December 2, 2016

Israeli air strike in Syria - no surprise

Israeli Air Force F-16

During the night of 29-30 November. Israeli Air Force aircraft conducted strikes against targets near Damascus, Syria. The target locations were identified in various media as a weapons storage area of the elite 4th Armor Division (a regime protection unit) and a convoy on the Beirut-Damascus highway. The specific targets in both cases were reported to be weapons destined for Hizballah in Lebanon.

The Israelis have for years conducted these types of operations when what they call "advanced weapons" are about to be transported from Syria to Lebanon's Biqa' Valley, where they become part of Hizballah's arsenal.

"Advanced weapons" to the Israelis include, but are not limited to, air defense weapons and surface-to-surface missiles (SSM). Although it is impossible to prevent the transfer of man-portable air-defense systems (MANPADS) to terrorist groups, the movement of larger, radar-guided air defense missile systems is easier to detect. The same applies to SSM launchers.

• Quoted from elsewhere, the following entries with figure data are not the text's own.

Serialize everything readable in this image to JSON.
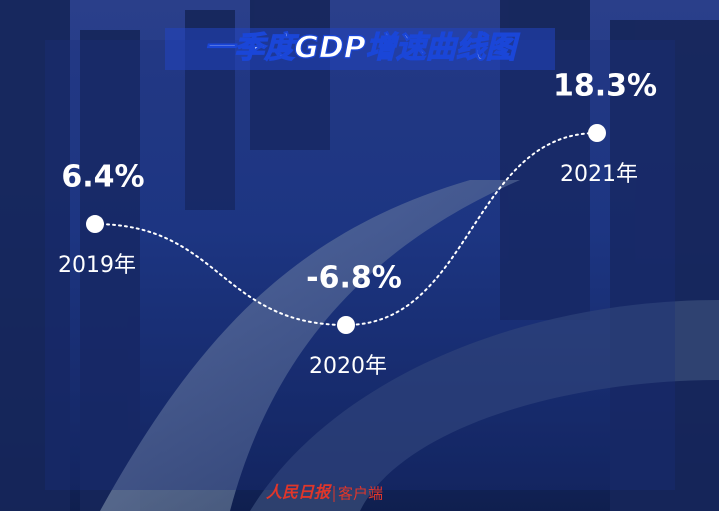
{
  "chart_data": {
    "type": "line",
    "title": "一季度GDP增速曲线图",
    "categories": [
      "2019年",
      "2020年",
      "2021年"
    ],
    "values": [
      6.4,
      -6.8,
      18.3
    ],
    "value_labels": [
      "6.4%",
      "-6.8%",
      "18.3%"
    ],
    "color": "#ffffff",
    "watermark_logo": "人民日报",
    "watermark_text": "客户端"
  }
}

Some of these weapons come from Syrian stocks, but most were en route Lebanon from none other than the Islamic Republic of Iran - yes, Iran, the world's primary state sponsor of terrorism. After the beginning of the Syrian civil war in 2011, Syria's weapons were used against its own people. Since then, most of Hizballah's weapons have originated in Iran.

The Iranians make no secret of the fact that they support Hizballah with money, weapons and training. They routinely fly Islamic Republic of Iran Air Force (IRIAF) Boeing 747 cargo aircraft or charter aircraft of IRGC-affiliated airlines laden with arms from Iran to the Damascus International Airport.

I know this from personal experience as the Air Attaché at the American embassy in Damascus - anyone could watch weapons crates from IRIAF aircraft being loaded onto trucks bearing the Hizballah emblem at the civilian cargo terminal at the airport.

One such flight took place on December 1 - here is an air traffic control plot of the IRIAF 747 freighter on its way to Syria.

Once the weapons, supplies and Hizballah fighters returning from training in Iran were loaded onto the Hizballah vehicles, the convoy would make the 35 mile trip to the Lebanese border (see map).

This Israeli strike was based on intelligence information that Hizballah was being provided the "Buk" air defense missile system. The Buk missile system is a family of self-propelled, medium-range surface-to-air missile systems designed to shoot down cruise missiles, aircraft and drones.

There are variants known in the West as the SA-11 and SA-17* - the exact variant believed to be in this shipment is unknown, but either version would represent a significant upgrade in Hizballah's ability to counter Israeli air operations. This crossed an Israeli "red line" and triggered the attack.

I suspect that if the Iranians, Syrians and Hizballah attempt this again, the Israelis will react the same way.

* A Russian SA-17 was used to down Malaysian Flight MH17 over Ukraine in July 2014.